How to read your rubric
Current Families
At Preston High School, every student is given a rubric at the beginning of a unit of work that breaks down what will be studied into developmental steps the student can take. Students are assessed against this rubric and an individualised snapshot of their learning is created. No matter the student’s level of understanding, from novice to expert, students use the rubric and the lessons to work at the edge of their learning in the skill or knowledge that best suits them. At the end of the unit, students are assessed against the rubric again, and growth in their skills and knowledge and the next steps in their learning are identified.
Rubric Structure
Below is an example of a rubric used in English. Initially, it can look overwhelming, but it becomes easy to read with a few simple steps.
Organising elements
Across the bottom of the rubric are the organising elements – the key features, concepts or elements the assessment is targeting. For example, in the image above, one of the organising elements is the student’s ability to demonstrate “Written Expression”.
Actions
Sitting above the organising elements are the actions. These are the different categories of what the student can do, say, make or write to demonstrate a particular skill or knowledge. In the example above, one action is the use of Nouns and Noun Groups, another is their Spelling.
Quality criteria
The third part of the rubric is the Quality criteria. These boxes describe the increasing sophistication of what students can do, say, make or write for each action. The easiest quality criteria are at the bottom of the rubric, and they progressively increase in difficulty with each level of the rubric.
Difficulty Scale
On the left-hand side of the rubric is a scale of the difficulty of quality criteria that ranges from I need support, to Stretch skills. The quality criteria inline with the Working At statement, show the parts of the assessment that students must do, say, make or write to demonstrate proficiency at the year level they are in.

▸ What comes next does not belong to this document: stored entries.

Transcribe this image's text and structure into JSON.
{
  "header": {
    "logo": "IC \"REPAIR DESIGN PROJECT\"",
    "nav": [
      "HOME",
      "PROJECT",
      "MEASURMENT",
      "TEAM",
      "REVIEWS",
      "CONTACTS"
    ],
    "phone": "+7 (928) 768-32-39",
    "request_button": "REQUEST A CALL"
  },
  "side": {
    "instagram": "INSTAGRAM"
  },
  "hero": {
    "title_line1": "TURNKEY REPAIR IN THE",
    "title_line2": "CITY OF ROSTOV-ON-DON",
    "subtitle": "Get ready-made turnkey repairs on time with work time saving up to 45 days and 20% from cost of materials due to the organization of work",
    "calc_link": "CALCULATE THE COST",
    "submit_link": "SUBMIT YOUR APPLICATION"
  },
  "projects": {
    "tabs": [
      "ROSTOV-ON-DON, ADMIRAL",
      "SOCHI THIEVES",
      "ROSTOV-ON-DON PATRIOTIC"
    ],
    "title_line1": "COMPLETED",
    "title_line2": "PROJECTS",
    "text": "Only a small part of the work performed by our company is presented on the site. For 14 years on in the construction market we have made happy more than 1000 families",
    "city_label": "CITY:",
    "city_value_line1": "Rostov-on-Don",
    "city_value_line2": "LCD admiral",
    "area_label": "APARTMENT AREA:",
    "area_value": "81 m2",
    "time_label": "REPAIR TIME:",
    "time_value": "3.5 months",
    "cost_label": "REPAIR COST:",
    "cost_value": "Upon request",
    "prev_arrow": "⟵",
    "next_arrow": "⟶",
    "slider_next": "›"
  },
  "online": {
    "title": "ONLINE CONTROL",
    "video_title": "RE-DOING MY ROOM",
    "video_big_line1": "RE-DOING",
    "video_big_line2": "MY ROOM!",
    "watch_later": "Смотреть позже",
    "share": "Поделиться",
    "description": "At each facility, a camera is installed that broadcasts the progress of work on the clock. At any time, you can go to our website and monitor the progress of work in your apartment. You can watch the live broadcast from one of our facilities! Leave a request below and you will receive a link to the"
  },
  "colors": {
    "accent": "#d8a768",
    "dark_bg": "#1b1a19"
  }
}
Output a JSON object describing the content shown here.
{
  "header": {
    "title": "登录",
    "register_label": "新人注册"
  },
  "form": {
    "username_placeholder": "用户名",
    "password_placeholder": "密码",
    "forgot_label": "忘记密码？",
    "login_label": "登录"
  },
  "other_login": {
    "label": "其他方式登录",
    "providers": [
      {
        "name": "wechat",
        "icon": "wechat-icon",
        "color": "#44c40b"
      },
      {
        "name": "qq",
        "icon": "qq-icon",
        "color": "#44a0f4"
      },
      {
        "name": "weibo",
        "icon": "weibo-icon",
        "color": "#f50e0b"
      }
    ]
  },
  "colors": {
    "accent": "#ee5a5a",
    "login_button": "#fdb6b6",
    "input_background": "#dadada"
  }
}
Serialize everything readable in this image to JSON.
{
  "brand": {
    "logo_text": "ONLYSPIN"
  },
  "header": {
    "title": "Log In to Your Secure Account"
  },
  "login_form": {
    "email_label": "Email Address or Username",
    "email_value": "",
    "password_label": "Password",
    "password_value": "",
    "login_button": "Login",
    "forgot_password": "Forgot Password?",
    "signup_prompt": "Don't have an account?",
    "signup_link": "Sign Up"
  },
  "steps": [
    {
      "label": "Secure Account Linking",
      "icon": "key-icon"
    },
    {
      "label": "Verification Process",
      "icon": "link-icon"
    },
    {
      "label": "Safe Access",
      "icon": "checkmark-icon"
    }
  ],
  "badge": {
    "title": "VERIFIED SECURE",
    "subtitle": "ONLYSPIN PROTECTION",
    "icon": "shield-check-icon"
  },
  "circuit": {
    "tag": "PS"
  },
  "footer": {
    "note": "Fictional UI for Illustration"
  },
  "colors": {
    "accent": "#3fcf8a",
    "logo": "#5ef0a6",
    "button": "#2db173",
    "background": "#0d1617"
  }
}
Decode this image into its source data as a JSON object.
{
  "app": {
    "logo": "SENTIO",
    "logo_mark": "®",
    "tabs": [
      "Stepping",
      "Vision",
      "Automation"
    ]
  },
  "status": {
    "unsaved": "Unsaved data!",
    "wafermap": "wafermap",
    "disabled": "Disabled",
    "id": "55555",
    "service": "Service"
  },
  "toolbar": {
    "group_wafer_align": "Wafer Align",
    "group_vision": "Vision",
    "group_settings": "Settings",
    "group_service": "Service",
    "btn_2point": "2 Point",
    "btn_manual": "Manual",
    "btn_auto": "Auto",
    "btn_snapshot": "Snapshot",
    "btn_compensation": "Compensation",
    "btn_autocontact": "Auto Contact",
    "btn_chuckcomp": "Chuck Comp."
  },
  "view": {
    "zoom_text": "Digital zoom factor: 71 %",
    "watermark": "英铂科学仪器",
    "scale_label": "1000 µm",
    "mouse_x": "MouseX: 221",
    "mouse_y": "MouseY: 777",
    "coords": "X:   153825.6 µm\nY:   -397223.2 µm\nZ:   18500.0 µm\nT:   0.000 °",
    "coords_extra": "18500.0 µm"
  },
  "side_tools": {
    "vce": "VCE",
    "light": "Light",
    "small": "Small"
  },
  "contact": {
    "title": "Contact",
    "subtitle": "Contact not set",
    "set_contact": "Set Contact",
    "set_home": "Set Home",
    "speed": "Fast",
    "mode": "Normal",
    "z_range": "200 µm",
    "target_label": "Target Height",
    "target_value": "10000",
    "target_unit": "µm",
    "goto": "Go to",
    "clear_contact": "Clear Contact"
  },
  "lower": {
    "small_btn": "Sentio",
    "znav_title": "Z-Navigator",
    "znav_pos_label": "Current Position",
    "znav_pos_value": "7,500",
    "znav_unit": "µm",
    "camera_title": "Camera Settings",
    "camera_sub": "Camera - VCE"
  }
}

Formative and Summative Feedback
A typical student’s rubric after an assessment may look like the ones below.
Formative Teacher Feedback
Summative Teacher Feedback
As you can see from the examples above, the student has shown a range of skills and knowledge across the rubric. The highlighted quality criteria show the level of the student’s actions.
For the formative assessment rubric on the left, the student has demonstrated their ability in “6.5 Editing and Punctuation” (the second last column on the right). They have shown that they “can use punctuation to create distinct sentences and clauses”. Therefore, the goal or next step for the student during the unit is to try and achieve the quality criteria above, in this case, “I can edit my work to ensure I use correct punctuation.”
If you look at the rubric on the right-hand side, the Summative teacher feedback, the quality criteria the student was goaling for has been highlighted. This shows that the student has been able to grow in that action since starting the unit or topic. As you can see from the rubric, they have gained several quality criteria across the actions and, in some cases, two.